Les syndicats suisses à la manoeuvre
A l’UNIA de Bâle, dépliants, drapeaux et gadgets témoignent du combat mené ces dernières semaines. Les militants ont tracté, tenu des réunions d’information et des stands, et si il y a quelques semaines, les sondages étaient plutôt favorables à leur initiative, à quelques jours de la votation, les lignes ont bougé : 64% des votants rejetteraient le salaire minimum. « Mais ce salaire minimum, 22 francs suisses bruts de l’heure, ne ruinerait pas notre économie ! C’est une mesure de justice sociale que nous réclamons, pour des salariés sous-payés, souvent des femmes, dans des métiers pénibles ! », explique Hansüli Scheidegger, le co-directeur du syndicat UNIA de la Suisse du Nord Ouest. « Au contraire, c’est une création de richesse : l’Etat suisse économiserait 81 millions d’euros de prestations sociales et encaisserait plus de 240 millions d’euros de cotisations ! Et des salaires plus élevés signifieraient aussi une augmentation de la consommation, qui bénéficierait à notre économie. ».
Une économie florissante, et le problème en Suisse n’est pas le chômage, mais le niveau de vie.

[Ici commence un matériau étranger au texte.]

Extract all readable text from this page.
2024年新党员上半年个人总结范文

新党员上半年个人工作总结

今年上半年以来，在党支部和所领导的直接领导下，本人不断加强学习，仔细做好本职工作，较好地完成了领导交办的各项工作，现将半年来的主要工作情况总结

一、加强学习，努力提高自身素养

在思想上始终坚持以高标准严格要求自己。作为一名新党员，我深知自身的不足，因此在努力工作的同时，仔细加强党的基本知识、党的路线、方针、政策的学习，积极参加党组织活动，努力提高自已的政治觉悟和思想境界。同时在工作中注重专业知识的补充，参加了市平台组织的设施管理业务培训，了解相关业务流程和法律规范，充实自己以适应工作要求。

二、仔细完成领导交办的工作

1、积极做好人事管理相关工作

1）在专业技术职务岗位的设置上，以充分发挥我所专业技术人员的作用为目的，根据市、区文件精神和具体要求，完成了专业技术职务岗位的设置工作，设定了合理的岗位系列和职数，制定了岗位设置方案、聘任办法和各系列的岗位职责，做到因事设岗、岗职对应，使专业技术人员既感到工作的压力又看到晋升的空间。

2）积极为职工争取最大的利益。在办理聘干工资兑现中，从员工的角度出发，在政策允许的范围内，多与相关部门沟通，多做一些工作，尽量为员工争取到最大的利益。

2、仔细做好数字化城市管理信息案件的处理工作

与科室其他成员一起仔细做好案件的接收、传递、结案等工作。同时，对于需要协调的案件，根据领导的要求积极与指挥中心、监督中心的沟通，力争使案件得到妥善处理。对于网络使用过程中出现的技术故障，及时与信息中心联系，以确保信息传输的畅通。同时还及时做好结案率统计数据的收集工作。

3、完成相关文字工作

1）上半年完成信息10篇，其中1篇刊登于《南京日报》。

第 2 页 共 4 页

Si le revenu moyen des ménages, issu du travail, est de 5137 euros, 330 000 salariés sur les 4 millions que compte le pays gagnent moins de 3300 euros. Et ce sont eux qui ont le plus de mal à joindre les deux bouts, dans un pays où tout est plus cher qu’en France : plus 30% pour les produits alimentaires, plus 20 % pour l’habillement, plus 36% pour se loger.
Mais l’initiative pour le salaire minimum est combattue sur plusieurs fronts. Une mauvaise idée selon le gouvernement, les partis de droite et les organisations patronales, qui craignent une baisse des embauches et un accès plus difficile au marché de l’emploi pour les jeunes et les travailleurs peu qualifiés.
Les employeurs dans l'opposition
Instaurer le salaire minimum aurait des conséquences économiques : augmentation des prix, disent les employeurs ; plus de jeunes au chômage, selon le gouvernement. La proposition du salaire minimum généralise se heurte aussi à la longue tradition helvétique de conventions collectives adaptées à chaque entreprise et aux différents secteurs de l’économie, et qui couvrent la moitié des salariés suisses. Eux bénéficient de salaires minimums ou d’avantages particuliers, contrairement aux salariés du commerce ou de l’hôtellerie- gastronomie. Les Suisses sont attachés au partenariat social et les réticences face à une intervention de l’Etat sont grandes : selon la majorité des salariés suisses, la concertation permet au pays de s’adapter aux aléas économiques et limite le recours à la grève.
Une initiative qui porte déjà ses fruits !
Mais selon les promoteurs du salaire minimum, leur initiative, même si elle devait être repoussée lors de la votation du 18 mai 2014, est déjà un succès : en décembre, un grand discounter a augmenté le salaire minimum de ses salariés à 4000 FS, une chaîne de magasins de prêt à porter suédoise a annoncé l’adoption du salaire minimum à 4000 FS en 1015, et l’industrie des métaux accepte l’introduction de la notion de salaire minimum dans sa convention collective.